Mind you. Not all of us are avid hikers. In fact, I later find out (much later: after I whip everyone along on this close to 20 kilometer round trip trek) that an alternative may have been to take a more contemplative move through the day, one which would include a lot of pauses and conversations. Like, maybe, this:
But, the skies are almost blue, the buttercups are in full bloom and the there’s the prospect of discovering all that charm. Who can pass on that!
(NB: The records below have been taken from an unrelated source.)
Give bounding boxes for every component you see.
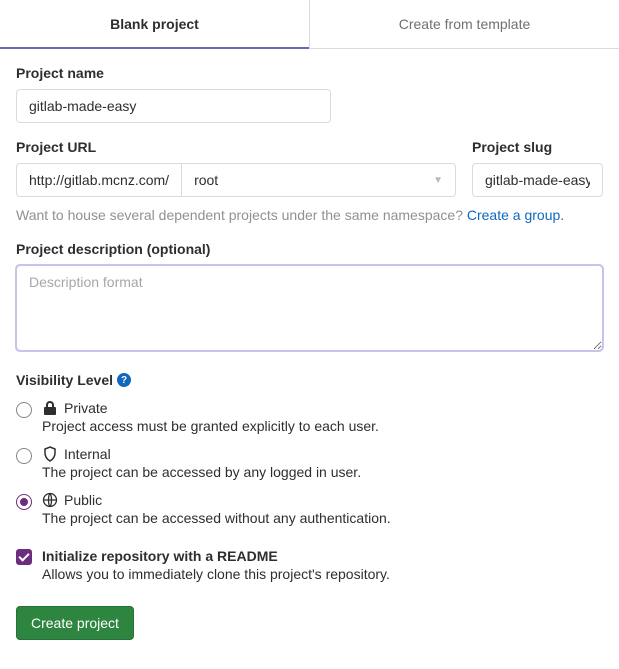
readme-desc: Allows you to immediately clone this pro… xyxy=(42,566,603,582)
shield-icon xyxy=(42,446,58,462)
project-type-tabs: Blank project Create from template xyxy=(0,0,619,49)
lock-icon xyxy=(42,400,58,416)
project-name-input[interactable] xyxy=(16,89,331,123)
namespace-select[interactable]: root ▼ xyxy=(181,163,456,197)
visibility-option-private[interactable]: Private Project access must be granted e… xyxy=(16,400,603,434)
project-slug-input[interactable] xyxy=(472,163,603,197)
public-desc: The project can be accessed without any … xyxy=(42,510,603,526)
project-name-label: Project name xyxy=(16,65,603,81)
internal-desc: The project can be accessed by any logge… xyxy=(42,464,603,480)
internal-title: Internal xyxy=(64,446,111,462)
description-label: Project description (optional) xyxy=(16,241,603,257)
visibility-option-public[interactable]: Public The project can be accessed witho… xyxy=(16,492,603,526)
project-url-label: Project URL xyxy=(16,139,456,155)
readme-option[interactable]: Initialize repository with a README Allo… xyxy=(16,548,603,582)
project-url-prefix: http://gitlab.mcnz.com/ xyxy=(16,163,181,197)
checkbox-readme[interactable] xyxy=(16,549,32,565)
tab-blank-project[interactable]: Blank project xyxy=(0,0,309,48)
tab-create-from-template[interactable]: Create from template xyxy=(309,0,619,48)
visibility-option-internal[interactable]: Internal The project can be accessed by … xyxy=(16,446,603,480)
readme-title: Initialize repository with a README xyxy=(42,548,603,564)
project-url-group: http://gitlab.mcnz.com/ root ▼ xyxy=(16,163,456,197)
private-title: Private xyxy=(64,400,108,416)
project-slug-label: Project slug xyxy=(472,139,603,155)
create-project-button[interactable]: Create project xyxy=(16,606,134,640)
radio-internal[interactable] xyxy=(16,448,32,464)
private-desc: Project access must be granted explicitl… xyxy=(42,418,603,434)
chevron-down-icon: ▼ xyxy=(433,175,443,186)
new-project-form: Project name Project URL http://gitlab.m… xyxy=(0,49,619,656)
help-icon[interactable]: ? xyxy=(117,373,131,387)
namespace-value: root xyxy=(194,172,218,188)
namespace-hint: Want to house several dependent projects… xyxy=(16,207,603,223)
radio-public[interactable] xyxy=(16,494,32,510)
public-title: Public xyxy=(64,492,102,508)
description-textarea[interactable] xyxy=(16,265,603,351)
globe-icon xyxy=(42,492,58,508)
create-group-link[interactable]: Create a group. xyxy=(467,207,564,223)
radio-private[interactable] xyxy=(16,402,32,418)
visibility-label: Visibility Level ? xyxy=(16,372,603,388)
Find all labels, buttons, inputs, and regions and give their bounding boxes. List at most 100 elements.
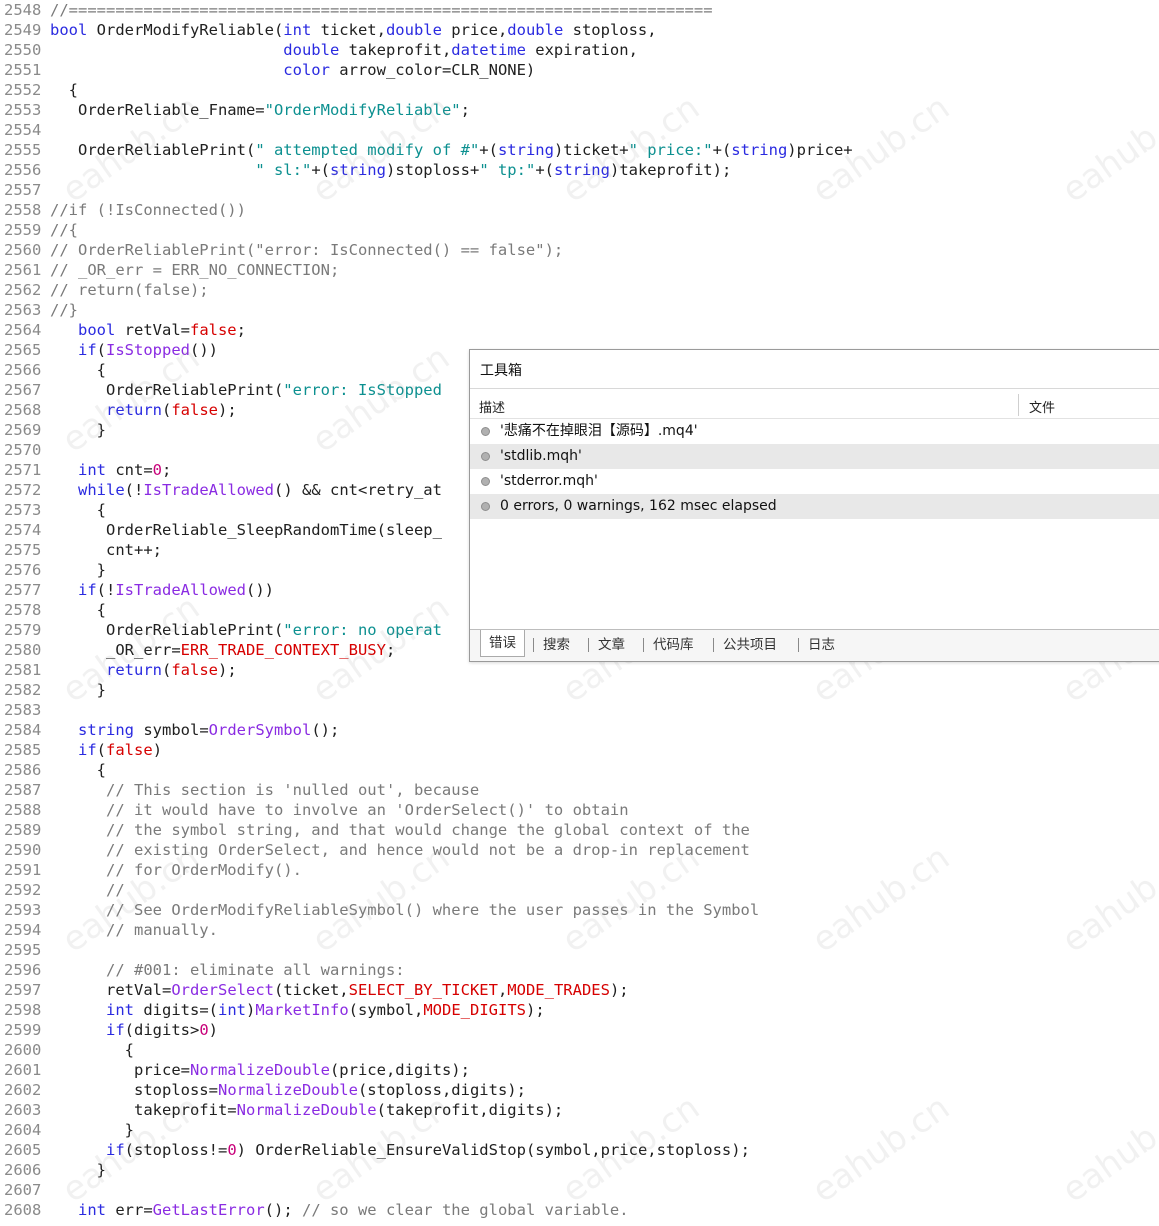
code-token: SELECT_BY_TICKET [348,981,498,999]
code-text[interactable]: { [50,80,78,100]
code-token: ) [208,1021,219,1039]
code-text[interactable]: //======================================… [50,0,713,20]
code-text[interactable]: bool OrderModifyReliable(int ticket,doub… [50,20,657,40]
code-token: int [78,1201,106,1219]
code-text[interactable]: return(false); [50,400,237,420]
code-text[interactable]: } [50,420,106,440]
code-text[interactable]: // [50,880,125,900]
code-text[interactable]: _OR_err=ERR_TRADE_CONTEXT_BUSY; [50,640,395,660]
code-token: (price,digits); [329,1061,470,1079]
code-text[interactable]: OrderReliablePrint("error: no operat [50,620,442,640]
message-text: 'stderror.mqh' [500,473,598,489]
code-text[interactable]: int cnt=0; [50,460,171,480]
column-divider[interactable] [1018,394,1019,416]
code-token: "OrderModifyReliable" [264,101,461,119]
line-number: 2576 [4,561,42,579]
code-text[interactable]: { [50,600,106,620]
code-text[interactable]: color arrow_color=CLR_NONE) [50,60,535,80]
line-number: 2549 [4,21,42,39]
code-text[interactable]: retVal=OrderSelect(ticket,SELECT_BY_TICK… [50,980,629,1000]
code-text[interactable]: price=NormalizeDouble(price,digits); [50,1060,470,1080]
code-text[interactable]: // existing OrderSelect, and hence would… [50,840,750,860]
code-text[interactable]: if(digits>0) [50,1020,218,1040]
code-text[interactable]: stoploss=NormalizeDouble(stoploss,digits… [50,1080,526,1100]
code-token: (stoploss!= [124,1141,228,1159]
code-text[interactable]: //if (!IsConnected()) [50,200,246,220]
code-text[interactable]: takeprofit=NormalizeDouble(takeprofit,di… [50,1100,563,1120]
code-token: // _OR_err = ERR_NO_CONNECTION; [50,261,340,279]
code-text[interactable]: int err=GetLastError(); // so we clear t… [50,1200,629,1220]
message-row[interactable]: 'stdlib.mqh' [470,444,1159,469]
column-header-file[interactable]: 文件 [1029,397,1055,416]
line-number: 2587 [4,781,42,799]
code-text[interactable]: } [50,1160,106,1180]
code-text[interactable]: " sl:"+(string)stoploss+" tp:"+(string)t… [50,160,731,180]
message-row[interactable]: 0 errors, 0 warnings, 162 msec elapsed [470,494,1159,519]
line-number: 2597 [4,981,42,999]
code-text[interactable]: OrderReliablePrint("error: IsStopped [50,380,442,400]
code-text[interactable]: { [50,500,106,520]
tab-3[interactable]: 代码库 [653,634,694,656]
code-text[interactable]: // This section is 'nulled out', because [50,780,479,800]
code-text[interactable]: if(stoploss!=0) OrderReliable_EnsureVali… [50,1140,750,1160]
code-text[interactable]: //} [50,300,78,320]
tab-0[interactable]: 错误 [480,630,525,657]
code-token: (); [264,1201,302,1219]
code-text[interactable]: { [50,360,106,380]
tab-separator [643,638,644,652]
code-token: takeprofit= [50,1101,237,1119]
code-text[interactable]: // manually. [50,920,218,940]
code-token: string [553,161,610,179]
tab-2[interactable]: 文章 [598,634,625,656]
code-text[interactable]: // #001: eliminate all warnings: [50,960,405,980]
tab-4[interactable]: 公共项目 [723,634,777,656]
code-text[interactable]: if(false) [50,740,162,760]
code-text[interactable]: { [50,760,106,780]
code-text[interactable]: // the symbol string, and that would cha… [50,820,750,840]
code-text[interactable]: OrderReliablePrint(" attempted modify of… [50,140,853,160]
code-text[interactable]: // return(false); [50,280,209,300]
code-token: // it would have to involve an 'OrderSel… [50,801,629,819]
code-text[interactable]: OrderReliable_SleepRandomTime(sleep_ [50,520,442,540]
column-header-description[interactable]: 描述 [479,397,505,416]
code-text[interactable]: // See OrderModifyReliableSymbol() where… [50,900,759,920]
code-token: ( [96,741,107,759]
code-text[interactable]: // OrderReliablePrint("error: IsConnecte… [50,240,563,260]
info-dot-icon [481,427,490,436]
message-row[interactable]: '悲痛不在掉眼泪【源码】.mq4' [470,419,1159,444]
code-token: cnt= [106,461,153,479]
code-text[interactable]: return(false); [50,660,237,680]
line-number: 2563 [4,301,42,319]
code-text[interactable]: } [50,1120,134,1140]
code-text[interactable]: int digits=(int)MarketInfo(symbol,MODE_D… [50,1000,545,1020]
code-token: ()) [190,341,219,359]
tab-5[interactable]: 日志 [808,634,835,656]
code-text[interactable]: { [50,1040,134,1060]
line-number: 2575 [4,541,42,559]
code-token: if [106,1141,125,1159]
code-text[interactable]: string symbol=OrderSymbol(); [50,720,339,740]
code-text[interactable]: if(!IsTradeAllowed()) [50,580,274,600]
code-text[interactable]: double takeprofit,datetime expiration, [50,40,638,60]
code-token: " tp:" [479,161,536,179]
code-text[interactable]: // it would have to involve an 'OrderSel… [50,800,629,820]
code-text[interactable]: // for OrderModify(). [50,860,302,880]
code-token: ); [218,401,237,419]
tab-1[interactable]: 搜索 [543,634,570,656]
code-text[interactable]: } [50,680,106,700]
code-text[interactable]: while(!IsTradeAllowed() && cnt<retry_at [50,480,442,500]
code-token: ERR_TRADE_CONTEXT_BUSY [180,641,386,659]
code-token: retVal= [50,981,172,999]
code-text[interactable]: OrderReliable_Fname="OrderModifyReliable… [50,100,470,120]
code-token: ; [385,641,396,659]
line-number: 2555 [4,141,42,159]
code-text[interactable]: //{ [50,220,78,240]
code-text[interactable]: cnt++; [50,540,162,560]
code-text[interactable]: } [50,560,106,580]
line-number: 2594 [4,921,42,939]
code-text[interactable]: // _OR_err = ERR_NO_CONNECTION; [50,260,339,280]
code-text[interactable]: if(IsStopped()) [50,340,218,360]
code-text[interactable]: bool retVal=false; [50,320,246,340]
code-token: // return(false); [50,281,209,299]
message-row[interactable]: 'stderror.mqh' [470,469,1159,494]
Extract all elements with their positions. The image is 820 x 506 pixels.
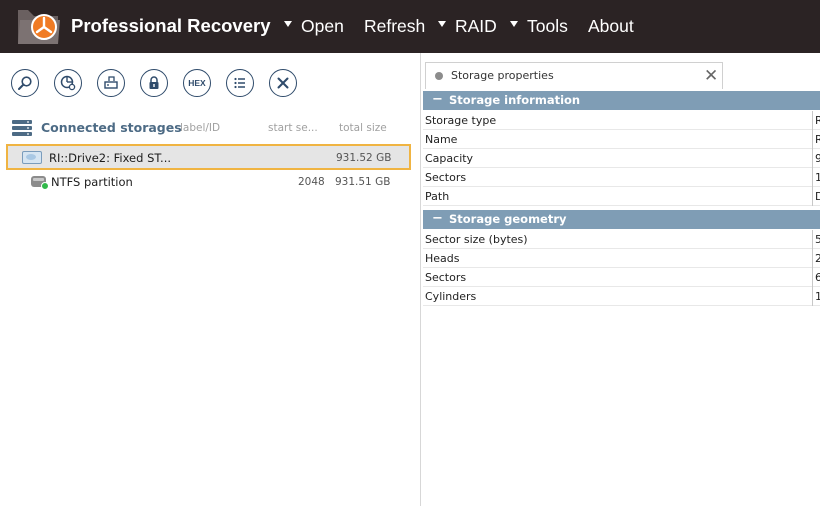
tools-dropdown-arrow-icon[interactable] <box>510 21 518 27</box>
column-divider <box>812 149 813 168</box>
property-value: 5 <box>815 233 820 246</box>
section-storage-information[interactable]: − Storage information <box>423 91 820 110</box>
tab-close-icon[interactable]: ✕ <box>704 66 718 86</box>
properties-pane: Storage properties ✕ − Storage informati… <box>421 53 820 506</box>
column-divider <box>812 249 813 268</box>
list-button[interactable] <box>226 69 254 97</box>
app-title: Professional Recovery <box>71 15 271 36</box>
menu-refresh[interactable]: Refresh <box>364 16 425 37</box>
section-title: Storage geometry <box>449 212 567 226</box>
column-divider <box>812 187 813 206</box>
section-storage-geometry[interactable]: − Storage geometry <box>423 210 820 229</box>
property-value: 1 <box>815 290 820 303</box>
open-dropdown-arrow-icon[interactable] <box>284 21 292 27</box>
tab-storage-properties[interactable]: Storage properties ✕ <box>425 62 723 89</box>
property-name: Sector size (bytes) <box>425 233 528 246</box>
property-value: 1 <box>815 171 820 184</box>
section-title: Storage information <box>449 93 581 107</box>
status-ok-icon <box>41 182 49 190</box>
property-name: Path <box>425 190 450 203</box>
property-row[interactable]: Path D <box>423 187 820 206</box>
storage-row-drive[interactable]: RI::Drive2: Fixed ST... 931.52 GB <box>6 144 411 170</box>
search-icon <box>18 76 32 90</box>
menu-raid[interactable]: RAID <box>455 16 497 37</box>
app-logo-icon <box>18 10 60 44</box>
create-image-button[interactable] <box>97 69 125 97</box>
column-header-label[interactable]: label/ID <box>180 122 220 134</box>
partition-total-size: 931.51 GB <box>335 176 391 188</box>
property-name: Capacity <box>425 152 474 165</box>
image-icon <box>104 76 118 89</box>
storages-icon <box>12 120 32 136</box>
column-divider <box>812 268 813 287</box>
storages-pane: HEX Connected storages label/ID start se… <box>0 62 420 506</box>
property-name: Sectors <box>425 171 467 184</box>
column-header-total[interactable]: total size <box>339 122 387 134</box>
title-bar: Professional Recovery Open Refresh RAID … <box>0 0 820 53</box>
partition-name: NTFS partition <box>51 175 133 189</box>
close-icon <box>277 77 289 89</box>
column-divider <box>812 111 813 130</box>
property-row[interactable]: Capacity 9 <box>423 149 820 168</box>
tab-status-icon <box>435 72 443 80</box>
property-row[interactable]: Storage type R <box>423 111 820 130</box>
menu-tools[interactable]: Tools <box>527 16 568 37</box>
storage-row-partition[interactable]: NTFS partition 2048 931.51 GB <box>0 171 412 193</box>
property-name: Heads <box>425 252 460 265</box>
property-name: Storage type <box>425 114 497 127</box>
property-name: Cylinders <box>425 290 477 303</box>
property-row[interactable]: Heads 2 <box>423 249 820 268</box>
raid-dropdown-arrow-icon[interactable] <box>438 21 446 27</box>
list-icon <box>234 77 245 89</box>
column-divider <box>812 130 813 149</box>
property-value: 9 <box>815 152 820 165</box>
property-row[interactable]: Sectors 6 <box>423 268 820 287</box>
scan-icon <box>60 75 76 91</box>
storages-title: Connected storages <box>41 120 182 135</box>
column-header-start[interactable]: start se... <box>268 122 318 134</box>
close-storage-button[interactable] <box>269 69 297 97</box>
lock-button[interactable] <box>140 69 168 97</box>
property-row[interactable]: Sector size (bytes) 5 <box>423 230 820 249</box>
collapse-icon[interactable]: − <box>432 211 443 226</box>
property-row[interactable]: Name R <box>423 130 820 149</box>
property-value: 6 <box>815 271 820 284</box>
hex-icon: HEX <box>188 78 206 88</box>
collapse-icon[interactable]: − <box>432 92 443 107</box>
menu-open[interactable]: Open <box>301 16 344 37</box>
column-divider <box>812 287 813 306</box>
property-value: D <box>815 190 820 203</box>
column-divider <box>812 230 813 249</box>
storage-name: RI::Drive2: Fixed ST... <box>49 151 172 165</box>
property-name: Name <box>425 133 458 146</box>
column-divider <box>812 168 813 187</box>
scan-button[interactable] <box>54 69 82 97</box>
partition-icon <box>31 176 49 190</box>
tab-label: Storage properties <box>451 69 554 82</box>
hard-drive-icon <box>22 151 42 164</box>
property-row[interactable]: Cylinders 1 <box>423 287 820 306</box>
property-value: 2 <box>815 252 820 265</box>
property-row[interactable]: Sectors 1 <box>423 168 820 187</box>
storage-total-size: 931.52 GB <box>336 152 392 164</box>
find-button[interactable] <box>11 69 39 97</box>
hex-viewer-button[interactable]: HEX <box>183 69 211 97</box>
menu-about[interactable]: About <box>588 16 634 37</box>
property-name: Sectors <box>425 271 467 284</box>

We walk slowly at first, each taking, most likely, the same picture, but in three versions. Perhaps all of our photos look something like these:
cows, knee-deep in buttercups
And we are charmed by similar things. Like this mom donkey and her donkey kid. Can you even guess how long we spent looking at the two of them chasing each other in a the field of buttercups? (And we did it both going there, and on the return)
let's play, mommy!
oh, I'm hungry...
walk with me
not now, I'm prancing!
oh, come here!
And then, suddenly (perhaps not suddenly enough for some) we were in Beaumont en Auge. Actually what Beaumont was really sur (on) was a pretty steep hill. Which added a nice little denouement to the whole journey.
But, hills do give good views and I’ll let you judge for yourself if this qualifies. Zooming in, you can see Deauville by the Channel…
Some people, those who live here, for instance, may find this view to be commonplace. They'll come to this spot for the quiet that it offers. A place to read a newspaper.
I'm not so jaded. For me, it's heavenly up here, in Beaumont en Auge.
And the village itself? Not sure how any of us felt about the MOST CHARMING label. Here, take a look:
It was pretty alright, but then, so many of these villages are lovely. And besides, we were too hungry to chew over the matter of labels. We wanted dejeuner (lunch)! We find the one open eatery and settled in among the men and women of Beaumont en Auge. Here, you see mostly muscled men. I assure you, at some tables, there were women. An older mother and her son, both with their dogs. A couple. And us.
The food? Here are my choices:
(The hearty men ate heartier dishes -- meats and gizzards and such; I didn't notice the plates of the mother and son, but I did note that one of their dogs liked a morcel, and French dogs are fussy so I am certain it was good.)
Afterwards, well, one had to get back. There was mention of a taxi maybe, but that thought drifted toward the sea as Beaumont was low on taxi stands. In villages of about 52, you just don’t have much use for cabs.
More fruitful shopping, so to speak (I'm feeling so clever now, long after midnight) was accomplished at a local clothing store where everything was tres cheap and billowy and cottony. Sort of like this frock (in an antique shop next door), except much more au currant:
In Pont l’Eveque, we compensated for the absence of cheese makers (they’re all outside the town, which figures as cheese makers are often where the milk is) by visiting a Calvados distillery. We sampled the stuff, but I myself will admit to not appreciating anything that is that potent and so one of us purchased small quantities for gift purposes while the others delighted in being offered free samples of everything in very large glasses.
And then it was time to leave. Except, perhaps you have not been reading this blog carefully or for a long time and so you do not know that I am notoriously inaccurate in reading French bus schedules. I always miss the pertinent piece of information, like that the bus takes a vacation on Wednesdays and this happens to be Wednesday, or that the bus does not stop at this particular stop on any evening run and here we are – stupidly waiting at evening time.
The point is, it took almost as long to finally get ourselves on the seats of a bus to Honfleur as it takes a meringue to bake to a fine crisp texture.
Back in our home town, we bought Pont l’Eveque cheese and many other things and one of us opened her secret bottle of champagne (well, not too secret – everyone at the b&b knew about it after all) and we ate and chatted until I pushed back my chair and retired, to go off and post. Loyal to Ocean readers, to the core.